Ele também nunca precisou de suas narinas para cheirar, ou de seus ouvidos para ouvir. De fato, ele nunca realmente precisou de seu corpo —isso é, o material— para sobreviver. Até então.

Cole estava descendo as escadas do último andar, admirando os vitrais da fortaleza, quando um dos corvo de Leliana bateu contra si.

Em choque, ele não sentiu o puxão da gravidade, nem escutou os gritos da própria espiã-mestre para que se agarrasse ao corrimão. Mas ele sentiu o desajeito desesperado do pássaro contra seu rosto — e sentiu a dor em suas costas quando desceu rolando até o andar de baixo, batendo em cada degrau.

Claro, Cole ficou bem (o corvo também). Leliana praticamente pulou do andar de cima, para ver se ele estava ferido; e Dorian já estava ao seu lado, checando por ossos saltados. Mas, na enfermaria, Varric ainda o olhou preocupadamente, e cochichou algo no ouvido da inquisidora que a fez ficar olhando Cole de relance pelo resto do dia.

(E suas costas doeram pelo resto da semana)

O incidente fez com que o grupo tivesse um cuidado extra com ele. Ninguém nunca realmente tinha pensado nas consequências —menos agradáveis— de sua nova humanidade até o ver encolhido na enfermaria. "Cole, cuidado com a descida"; "Cole, mantenha sua cabeça baixa por ali, o teto é baixo"; "Cole, me dê sua mão".

Mas a nova onda de preocupação só realmente fez algo de verdade quando a própria inquisidora chegou até Cole, no andar de cima da taverna, com uma tesoura prateada em mãos.

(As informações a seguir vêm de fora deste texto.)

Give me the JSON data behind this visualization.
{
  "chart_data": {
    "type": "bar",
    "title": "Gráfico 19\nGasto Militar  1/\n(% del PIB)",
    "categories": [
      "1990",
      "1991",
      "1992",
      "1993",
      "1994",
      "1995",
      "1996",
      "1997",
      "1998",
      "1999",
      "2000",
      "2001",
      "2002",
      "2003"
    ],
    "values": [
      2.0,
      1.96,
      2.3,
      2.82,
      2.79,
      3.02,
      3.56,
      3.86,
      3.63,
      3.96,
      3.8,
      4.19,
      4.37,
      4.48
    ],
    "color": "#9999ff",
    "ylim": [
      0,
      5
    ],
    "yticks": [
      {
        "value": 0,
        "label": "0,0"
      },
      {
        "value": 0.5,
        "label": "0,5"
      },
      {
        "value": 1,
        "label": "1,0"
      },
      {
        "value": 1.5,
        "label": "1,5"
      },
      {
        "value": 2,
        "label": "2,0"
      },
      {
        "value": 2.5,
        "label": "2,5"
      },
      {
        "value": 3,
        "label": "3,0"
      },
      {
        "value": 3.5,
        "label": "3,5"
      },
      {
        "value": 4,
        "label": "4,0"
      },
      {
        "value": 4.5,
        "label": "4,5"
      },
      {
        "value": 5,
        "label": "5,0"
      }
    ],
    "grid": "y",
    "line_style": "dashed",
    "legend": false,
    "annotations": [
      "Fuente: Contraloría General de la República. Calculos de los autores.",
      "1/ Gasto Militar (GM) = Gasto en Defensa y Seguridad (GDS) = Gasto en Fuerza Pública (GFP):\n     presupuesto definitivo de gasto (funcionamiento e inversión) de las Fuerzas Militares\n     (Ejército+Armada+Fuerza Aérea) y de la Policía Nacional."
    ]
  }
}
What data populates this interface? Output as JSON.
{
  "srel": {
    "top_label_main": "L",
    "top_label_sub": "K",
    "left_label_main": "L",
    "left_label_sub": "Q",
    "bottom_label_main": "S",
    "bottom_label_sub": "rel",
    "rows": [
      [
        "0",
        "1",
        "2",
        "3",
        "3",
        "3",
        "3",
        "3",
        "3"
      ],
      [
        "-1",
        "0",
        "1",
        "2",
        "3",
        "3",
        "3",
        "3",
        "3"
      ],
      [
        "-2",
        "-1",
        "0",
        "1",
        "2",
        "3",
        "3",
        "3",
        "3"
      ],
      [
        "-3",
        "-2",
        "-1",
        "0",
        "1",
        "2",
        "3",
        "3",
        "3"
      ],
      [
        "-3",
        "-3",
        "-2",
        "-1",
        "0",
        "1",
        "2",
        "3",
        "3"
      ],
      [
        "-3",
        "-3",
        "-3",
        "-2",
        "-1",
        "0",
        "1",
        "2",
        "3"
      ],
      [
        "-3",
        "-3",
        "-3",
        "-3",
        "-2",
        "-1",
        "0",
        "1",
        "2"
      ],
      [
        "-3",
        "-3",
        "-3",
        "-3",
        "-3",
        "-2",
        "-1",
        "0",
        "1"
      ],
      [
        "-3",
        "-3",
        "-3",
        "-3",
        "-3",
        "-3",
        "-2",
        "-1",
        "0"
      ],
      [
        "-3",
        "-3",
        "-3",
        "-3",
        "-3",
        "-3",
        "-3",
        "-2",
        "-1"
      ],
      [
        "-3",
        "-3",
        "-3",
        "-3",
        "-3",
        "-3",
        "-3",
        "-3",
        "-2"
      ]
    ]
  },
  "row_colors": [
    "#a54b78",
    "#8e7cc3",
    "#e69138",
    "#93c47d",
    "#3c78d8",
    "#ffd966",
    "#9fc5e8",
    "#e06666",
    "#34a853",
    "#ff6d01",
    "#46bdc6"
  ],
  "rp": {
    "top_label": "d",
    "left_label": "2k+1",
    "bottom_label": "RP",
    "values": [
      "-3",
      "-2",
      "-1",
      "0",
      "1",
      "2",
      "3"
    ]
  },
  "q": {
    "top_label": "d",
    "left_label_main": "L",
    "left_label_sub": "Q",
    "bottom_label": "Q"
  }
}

Cole a olhou apreensivo, ainda que seguisse as instruções de sentar na cama. Suas procuras na cabeça de Lavellan não conseguiram encontrar nada além de um extenso vazio, e pensamentos rápidos demais para serem seguidos.

Seu medo só passou quando ela pôs a tesoura contra sua testa e cortou um pedaço de sua franja. Aí, ele franziu as sobrancelhas, e a olhou em confusão.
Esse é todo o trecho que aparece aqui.